Crypto-related equities followed suit, retracing some of the gains made on Friday. Notably, MicroStrategy (MSTR), which holds the largest corporate stash of Bitcoin, saw its shares decrease by approximately 5%. Similarly, Circle (CRCL), the issuer of the USDC stablecoin, also faced a 5% decline. Other prominent players in the cryptocurrency mining and data center landscape, including Riot Platforms (RIOT), Marathon Digital Holdings (MARA), CleanSpark (CLSK), Cipher Mining (CIFR), and TeraWulf (WULF), shared a similar fate, each declining by around 4% to 5%.

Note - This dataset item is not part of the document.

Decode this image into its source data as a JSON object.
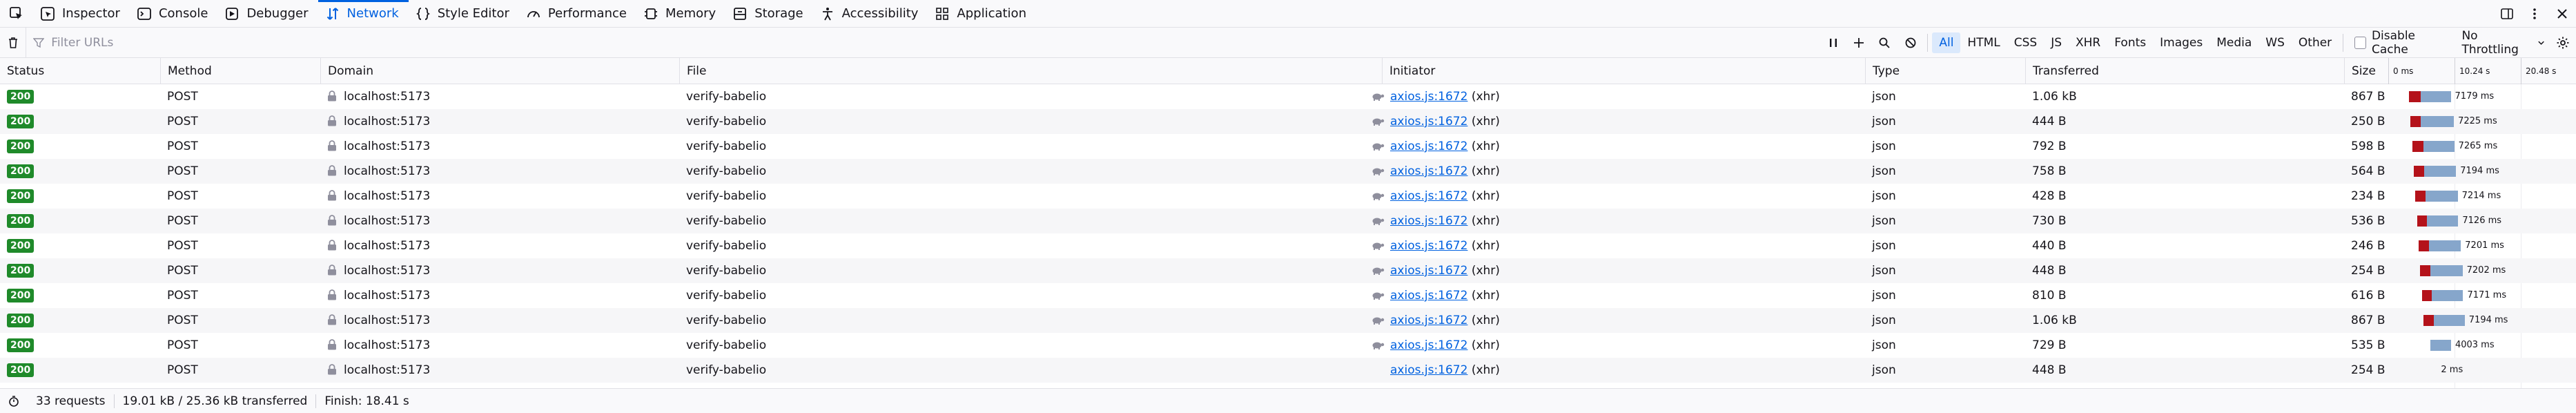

Paul Howard, senior director at trading firm Wincent, emphasized the continued connection between crypto assets and macroeconomic sentiments, stating that “Macro news has been closely correlated with crypto’s risk profile the last 12 months.” As market participants await a significant ruling from the U.S. Supreme Court regarding tariffs later this week, Howard speculated that this could serve as a more substantial catalyst than routine economic releases.
He further noted that, in the interim, a period of consolidation is likely, with Bitcoin and the wider digital asset market on the lookout for a compelling narrative that could redirect capital away from trending AI stocks and commodities. “Crypto has some work to do recreating itself as an appealing asset class, and the relatively low prices are not attractive enough,” he concluded.